Early warning system for load distribution in automated warehouse based on seismic resilience evaluation

Abstract

As an integral part of the storage system in an automated warehouse, the racking structure can be altered for seismic performance by adjusting the distribution of loads, which is different from other building structures with uncertain load distribution. Therefore, there are two ways to improve the seismic resilience of racks: improving structural response and optimizing load distributions. The former has been widely studied, while the latter is rarely noticed. The objective of this study is to develop a method of seismic resilience evaluation and an early warning system of over-limit load distribution for racks with spine bracing. Based on the influence of load distribution on the seismic performance of racks with spine bracing, the contribution value of load positions was calculated to make additional corrections to the maximum stress ratio in load distribution samples obtained by genetic algorithm. Then, a formula for seismic resilience evaluation for racks with spine bracing was derived and its accuracy was validated to quantify the safety level of different load distribution patterns.
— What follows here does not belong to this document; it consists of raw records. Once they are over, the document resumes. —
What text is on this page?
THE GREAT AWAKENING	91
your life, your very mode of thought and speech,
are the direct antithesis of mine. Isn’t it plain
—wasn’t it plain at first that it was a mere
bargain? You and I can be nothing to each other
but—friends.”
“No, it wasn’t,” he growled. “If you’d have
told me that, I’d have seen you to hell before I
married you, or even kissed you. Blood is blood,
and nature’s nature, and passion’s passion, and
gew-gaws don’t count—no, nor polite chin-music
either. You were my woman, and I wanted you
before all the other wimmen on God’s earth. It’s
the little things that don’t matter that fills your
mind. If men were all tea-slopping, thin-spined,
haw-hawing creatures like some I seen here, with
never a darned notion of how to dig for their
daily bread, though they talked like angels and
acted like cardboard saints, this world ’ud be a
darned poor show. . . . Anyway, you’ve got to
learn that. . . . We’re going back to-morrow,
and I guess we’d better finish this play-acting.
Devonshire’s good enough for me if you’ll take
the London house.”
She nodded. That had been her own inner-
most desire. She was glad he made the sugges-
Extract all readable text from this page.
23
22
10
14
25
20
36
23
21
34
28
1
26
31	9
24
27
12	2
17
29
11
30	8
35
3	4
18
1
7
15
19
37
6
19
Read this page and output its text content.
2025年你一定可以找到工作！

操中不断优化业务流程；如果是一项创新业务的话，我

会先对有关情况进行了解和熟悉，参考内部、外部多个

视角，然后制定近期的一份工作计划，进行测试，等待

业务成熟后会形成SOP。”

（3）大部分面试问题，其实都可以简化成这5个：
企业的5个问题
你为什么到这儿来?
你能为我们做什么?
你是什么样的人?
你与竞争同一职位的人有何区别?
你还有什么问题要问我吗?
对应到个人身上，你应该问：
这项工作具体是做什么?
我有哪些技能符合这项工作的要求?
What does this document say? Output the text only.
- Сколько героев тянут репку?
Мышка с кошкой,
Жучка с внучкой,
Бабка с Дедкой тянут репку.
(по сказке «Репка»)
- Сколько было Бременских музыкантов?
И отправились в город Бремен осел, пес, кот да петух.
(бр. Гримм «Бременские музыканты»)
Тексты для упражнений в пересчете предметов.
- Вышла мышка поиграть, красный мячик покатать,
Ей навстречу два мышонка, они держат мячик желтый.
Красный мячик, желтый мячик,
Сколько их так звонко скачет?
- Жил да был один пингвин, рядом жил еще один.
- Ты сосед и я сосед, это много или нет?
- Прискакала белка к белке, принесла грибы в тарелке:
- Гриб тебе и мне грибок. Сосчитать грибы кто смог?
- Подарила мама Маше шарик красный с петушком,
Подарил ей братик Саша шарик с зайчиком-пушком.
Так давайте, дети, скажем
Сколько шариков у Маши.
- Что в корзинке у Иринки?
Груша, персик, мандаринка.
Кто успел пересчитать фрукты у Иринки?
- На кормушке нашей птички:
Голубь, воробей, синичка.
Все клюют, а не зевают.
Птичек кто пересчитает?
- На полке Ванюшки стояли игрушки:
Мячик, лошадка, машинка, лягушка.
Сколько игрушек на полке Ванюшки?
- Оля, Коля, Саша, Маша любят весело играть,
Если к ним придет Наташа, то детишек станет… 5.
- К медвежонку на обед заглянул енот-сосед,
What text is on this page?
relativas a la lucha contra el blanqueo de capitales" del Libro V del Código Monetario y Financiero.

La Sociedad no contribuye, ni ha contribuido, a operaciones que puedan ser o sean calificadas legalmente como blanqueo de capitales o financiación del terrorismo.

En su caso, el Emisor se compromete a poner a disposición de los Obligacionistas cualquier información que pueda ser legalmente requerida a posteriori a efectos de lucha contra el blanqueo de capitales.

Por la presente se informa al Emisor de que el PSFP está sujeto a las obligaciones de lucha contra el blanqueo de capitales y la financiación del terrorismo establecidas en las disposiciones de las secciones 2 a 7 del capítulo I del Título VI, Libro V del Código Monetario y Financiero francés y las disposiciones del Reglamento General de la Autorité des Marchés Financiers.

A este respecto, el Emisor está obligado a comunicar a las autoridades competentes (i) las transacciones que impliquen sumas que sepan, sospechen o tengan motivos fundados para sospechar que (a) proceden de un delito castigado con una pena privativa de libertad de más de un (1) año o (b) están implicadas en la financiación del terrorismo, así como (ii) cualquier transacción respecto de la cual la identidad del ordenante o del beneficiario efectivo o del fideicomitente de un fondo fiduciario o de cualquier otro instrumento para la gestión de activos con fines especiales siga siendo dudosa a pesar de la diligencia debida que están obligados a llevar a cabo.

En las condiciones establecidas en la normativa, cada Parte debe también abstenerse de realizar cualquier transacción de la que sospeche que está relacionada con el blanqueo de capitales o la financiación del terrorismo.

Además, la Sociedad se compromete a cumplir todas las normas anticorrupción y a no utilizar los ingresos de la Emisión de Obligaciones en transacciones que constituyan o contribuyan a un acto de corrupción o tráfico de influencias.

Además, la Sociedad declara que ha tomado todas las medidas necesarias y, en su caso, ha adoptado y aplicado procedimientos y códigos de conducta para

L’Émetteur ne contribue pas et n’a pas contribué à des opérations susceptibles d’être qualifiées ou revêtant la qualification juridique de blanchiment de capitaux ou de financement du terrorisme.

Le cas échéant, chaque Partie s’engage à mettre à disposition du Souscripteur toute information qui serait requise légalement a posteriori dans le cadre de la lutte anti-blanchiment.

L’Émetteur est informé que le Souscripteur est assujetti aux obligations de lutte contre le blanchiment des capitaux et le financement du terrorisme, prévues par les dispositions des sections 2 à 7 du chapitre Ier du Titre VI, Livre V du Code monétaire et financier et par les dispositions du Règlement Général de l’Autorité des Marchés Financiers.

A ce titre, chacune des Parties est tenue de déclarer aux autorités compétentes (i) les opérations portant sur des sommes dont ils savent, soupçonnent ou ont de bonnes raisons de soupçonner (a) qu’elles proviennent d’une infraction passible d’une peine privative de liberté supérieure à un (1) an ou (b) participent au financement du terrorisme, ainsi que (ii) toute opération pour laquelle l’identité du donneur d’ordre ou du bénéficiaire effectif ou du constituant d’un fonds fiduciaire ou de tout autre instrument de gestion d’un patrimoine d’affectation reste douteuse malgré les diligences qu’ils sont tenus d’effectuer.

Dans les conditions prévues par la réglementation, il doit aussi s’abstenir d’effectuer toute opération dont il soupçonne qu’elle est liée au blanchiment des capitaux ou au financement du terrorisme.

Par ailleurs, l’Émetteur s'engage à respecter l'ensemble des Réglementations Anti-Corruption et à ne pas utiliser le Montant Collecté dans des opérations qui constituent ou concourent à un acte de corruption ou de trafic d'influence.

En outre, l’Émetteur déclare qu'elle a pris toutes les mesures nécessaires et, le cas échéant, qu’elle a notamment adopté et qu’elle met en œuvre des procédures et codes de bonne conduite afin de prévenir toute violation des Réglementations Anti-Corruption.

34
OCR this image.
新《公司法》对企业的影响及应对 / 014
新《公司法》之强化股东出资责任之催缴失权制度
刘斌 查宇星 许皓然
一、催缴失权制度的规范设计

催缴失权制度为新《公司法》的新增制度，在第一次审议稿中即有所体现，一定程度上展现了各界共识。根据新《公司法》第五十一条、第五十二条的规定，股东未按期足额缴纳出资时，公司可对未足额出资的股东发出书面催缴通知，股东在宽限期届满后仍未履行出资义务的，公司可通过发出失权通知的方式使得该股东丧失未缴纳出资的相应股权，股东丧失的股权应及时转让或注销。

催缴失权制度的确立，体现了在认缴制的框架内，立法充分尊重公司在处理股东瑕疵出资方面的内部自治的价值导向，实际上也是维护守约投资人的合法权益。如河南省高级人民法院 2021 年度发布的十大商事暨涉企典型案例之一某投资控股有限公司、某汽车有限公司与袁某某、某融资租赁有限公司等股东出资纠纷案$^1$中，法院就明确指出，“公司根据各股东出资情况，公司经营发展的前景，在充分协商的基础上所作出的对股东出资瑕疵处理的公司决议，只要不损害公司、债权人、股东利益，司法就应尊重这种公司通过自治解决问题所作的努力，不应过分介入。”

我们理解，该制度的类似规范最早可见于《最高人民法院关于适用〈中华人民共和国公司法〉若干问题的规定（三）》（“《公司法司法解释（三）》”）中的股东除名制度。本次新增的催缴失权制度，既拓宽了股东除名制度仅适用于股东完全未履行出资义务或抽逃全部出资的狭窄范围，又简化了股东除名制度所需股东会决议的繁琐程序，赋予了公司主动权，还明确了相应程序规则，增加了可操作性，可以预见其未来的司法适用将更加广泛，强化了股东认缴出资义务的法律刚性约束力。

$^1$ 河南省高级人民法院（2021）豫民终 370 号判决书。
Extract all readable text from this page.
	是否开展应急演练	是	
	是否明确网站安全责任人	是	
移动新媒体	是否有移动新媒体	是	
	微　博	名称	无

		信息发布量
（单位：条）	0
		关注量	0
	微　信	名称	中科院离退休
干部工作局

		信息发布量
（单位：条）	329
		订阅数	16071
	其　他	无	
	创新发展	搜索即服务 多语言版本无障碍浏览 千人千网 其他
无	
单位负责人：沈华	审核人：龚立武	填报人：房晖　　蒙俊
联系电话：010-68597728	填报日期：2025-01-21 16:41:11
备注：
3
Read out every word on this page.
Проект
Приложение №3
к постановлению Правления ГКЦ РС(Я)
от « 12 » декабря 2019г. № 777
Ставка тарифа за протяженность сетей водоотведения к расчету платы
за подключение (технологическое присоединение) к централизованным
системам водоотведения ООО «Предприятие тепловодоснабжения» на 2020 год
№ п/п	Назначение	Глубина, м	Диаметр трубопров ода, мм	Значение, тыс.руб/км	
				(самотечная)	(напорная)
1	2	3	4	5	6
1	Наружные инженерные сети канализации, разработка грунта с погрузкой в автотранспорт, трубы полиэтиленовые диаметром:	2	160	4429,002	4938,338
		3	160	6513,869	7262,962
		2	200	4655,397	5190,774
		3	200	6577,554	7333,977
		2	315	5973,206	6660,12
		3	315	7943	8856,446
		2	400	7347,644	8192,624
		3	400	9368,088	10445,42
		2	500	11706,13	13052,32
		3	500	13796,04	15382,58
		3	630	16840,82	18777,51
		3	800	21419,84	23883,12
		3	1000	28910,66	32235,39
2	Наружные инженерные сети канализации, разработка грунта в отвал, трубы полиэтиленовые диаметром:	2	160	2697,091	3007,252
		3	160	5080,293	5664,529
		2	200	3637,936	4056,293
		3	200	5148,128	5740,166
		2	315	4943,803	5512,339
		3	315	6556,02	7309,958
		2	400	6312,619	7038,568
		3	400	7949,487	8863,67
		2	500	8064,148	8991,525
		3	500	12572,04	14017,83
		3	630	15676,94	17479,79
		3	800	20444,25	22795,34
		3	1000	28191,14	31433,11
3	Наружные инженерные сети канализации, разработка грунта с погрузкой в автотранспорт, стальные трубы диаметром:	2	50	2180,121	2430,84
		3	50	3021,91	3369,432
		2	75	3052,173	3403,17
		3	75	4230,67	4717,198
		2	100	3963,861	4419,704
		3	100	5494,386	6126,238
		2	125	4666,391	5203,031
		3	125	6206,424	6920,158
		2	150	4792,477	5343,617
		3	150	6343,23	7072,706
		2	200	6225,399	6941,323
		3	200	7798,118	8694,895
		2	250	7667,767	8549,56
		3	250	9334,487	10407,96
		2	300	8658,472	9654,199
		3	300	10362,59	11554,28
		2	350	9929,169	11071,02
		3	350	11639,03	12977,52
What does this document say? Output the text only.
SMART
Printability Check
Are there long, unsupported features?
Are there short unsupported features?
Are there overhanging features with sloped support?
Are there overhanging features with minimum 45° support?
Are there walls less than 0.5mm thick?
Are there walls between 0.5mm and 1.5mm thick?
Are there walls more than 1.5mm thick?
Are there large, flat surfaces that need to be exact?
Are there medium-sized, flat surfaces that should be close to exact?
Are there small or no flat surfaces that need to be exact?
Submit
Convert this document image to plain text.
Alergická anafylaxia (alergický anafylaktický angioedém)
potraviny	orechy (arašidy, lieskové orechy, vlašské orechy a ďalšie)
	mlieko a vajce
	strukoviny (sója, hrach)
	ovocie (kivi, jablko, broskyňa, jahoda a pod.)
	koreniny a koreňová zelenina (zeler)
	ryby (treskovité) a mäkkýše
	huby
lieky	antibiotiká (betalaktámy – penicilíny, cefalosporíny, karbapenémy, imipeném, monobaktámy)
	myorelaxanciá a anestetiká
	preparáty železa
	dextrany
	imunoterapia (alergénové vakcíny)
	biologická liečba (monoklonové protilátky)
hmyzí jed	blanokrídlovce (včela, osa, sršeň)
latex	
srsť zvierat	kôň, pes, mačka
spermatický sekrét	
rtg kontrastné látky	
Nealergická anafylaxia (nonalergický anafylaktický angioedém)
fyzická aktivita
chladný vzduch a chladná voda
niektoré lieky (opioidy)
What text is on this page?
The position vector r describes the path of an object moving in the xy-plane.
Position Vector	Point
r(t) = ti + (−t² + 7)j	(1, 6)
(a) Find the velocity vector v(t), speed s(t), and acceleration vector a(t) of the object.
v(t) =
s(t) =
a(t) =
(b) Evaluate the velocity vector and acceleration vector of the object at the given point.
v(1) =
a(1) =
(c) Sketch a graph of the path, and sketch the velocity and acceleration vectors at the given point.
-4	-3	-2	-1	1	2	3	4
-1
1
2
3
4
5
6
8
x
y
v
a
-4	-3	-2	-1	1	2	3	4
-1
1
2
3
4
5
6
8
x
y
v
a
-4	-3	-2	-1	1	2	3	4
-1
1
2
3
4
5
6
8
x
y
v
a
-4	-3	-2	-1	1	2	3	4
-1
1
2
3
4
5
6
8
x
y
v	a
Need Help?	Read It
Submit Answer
An early warning system for over-limit load distribution was established and codified in a software package. A traffic light system including Green, Red, and Yellow were employed in the software package as an indicator of the load distribution safety level of racks. Finally, the system developed was applied to the actual racks in an automated tobacco warehouse in Nanjing. By adjusting loads in the least number of steps and the shortest distance, the racks changed from dangerous status (red light) to safe status (green light). The early warning system allows for rapid evaluation for the seismic resilience of racks without real-time finite element analysis, and is proved to be applicable, efficient and reliable.